Bei der Untersuchung der Buch-, Bibliotheks-, Lektüren- und Lesegeschichte des Königreichs Ungarn und des Großfürstentums Siebenbürgen im letzten Jahrhundert des Kampfes gegen das Osmanisch-Türkische Reich - von der Befreiung Wiens bis zu den Napoleonischen Kriegen - muss der Grundaspekt die Tatsache sein, dass wir über ein Land sprechen, das de facto drei: staatrechtlich zwei, in seiner wirtschaftlichen und gesellschaftlichen Realität wiederum drei (Länder) bedeutet. Am Ende des ersten Drittels des 16. Jahrhunderts musste das Legislative- und Verwaltungszentrum das zugleich als Kultzentrum funktionierte von dem Ort fortziehen, an dem es während eines Zeitraums von sechshundert Jahren errichtet worden war, (Buda/Ofen; Esztergom/Gran), sodann bedurfte es nach der Befreiung dieser Orte von der Türkenherrschaft anderthalb Jahrhunderte, bis sie ihre einstige Residenzen neu besetzten konnten. Den Wiederaufbau und die wirtschaftliche, soziale und kulturelle Neuorganisierung der zwei Länder – die Rede ist vom Königreich Ungarn und Siebenbürgen (die durch einen Konsens der Großmächte per Dekret dem Reich zugesprochen wurden; der Friede von Utrecht /1713/) – gedachte das Reichszentrum anders zu verwirklichen, als die Vertreter der örtlichen Macht.
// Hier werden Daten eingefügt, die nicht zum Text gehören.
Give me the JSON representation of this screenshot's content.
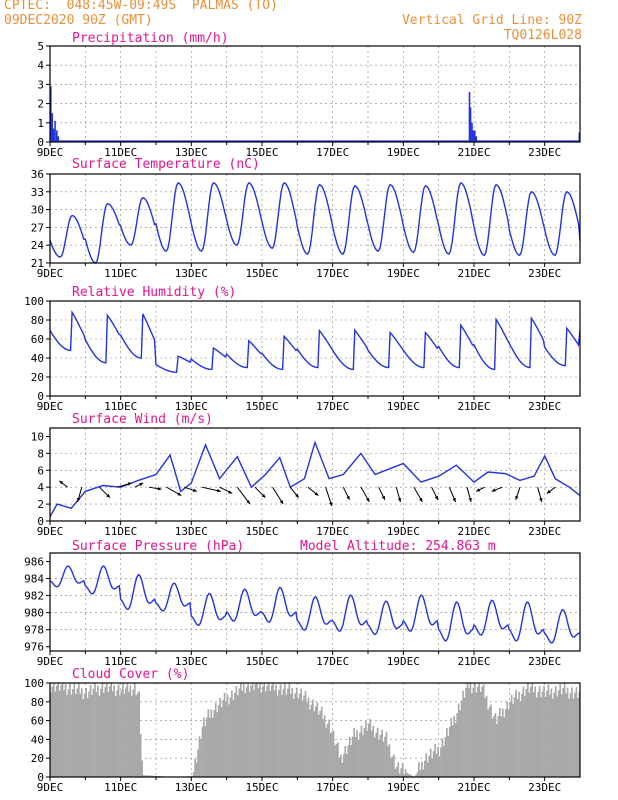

Entlang den Kompromissen zwischen den Divergenzen der jeweiligen Absichten und der finanziellen Möglichkeiten ging der Ausbau der Bücherinfrastruktur der zwei Länder vor sich, das heißt, der Aufbau des Buchverlagswesens und des Buchhandelssystems, mitsamt den Kontrollmechanismen, die seitens der Zentralmacht sowohl politisch als auch kultisch installiert wurden. In diesem Kraftfeld entstand ein eigentümliches Bibliothekssystem, das versuchte, dem Muster anderer Länder des Reiches zu folgen. Während dessen ging auch innerhalb dieser Länder entlang voneinander abweichenden wirtschaftlichen, kirchlichen und kulturellen (auch noch durch die ethnische Vielfalt bedingte) Interessen ein Wandlungsprozess im Geist und Denken vor sich, als Reaktion auf direkte deutsche und italienische, sowie indirekte französische Einflüsse. Andere kulturelle Einflüsse tauchten nur sporadisch auf. Von einem maßgeblichen englischen (insularen) Einfluss können wir um diese Zeit noch nicht sprechen.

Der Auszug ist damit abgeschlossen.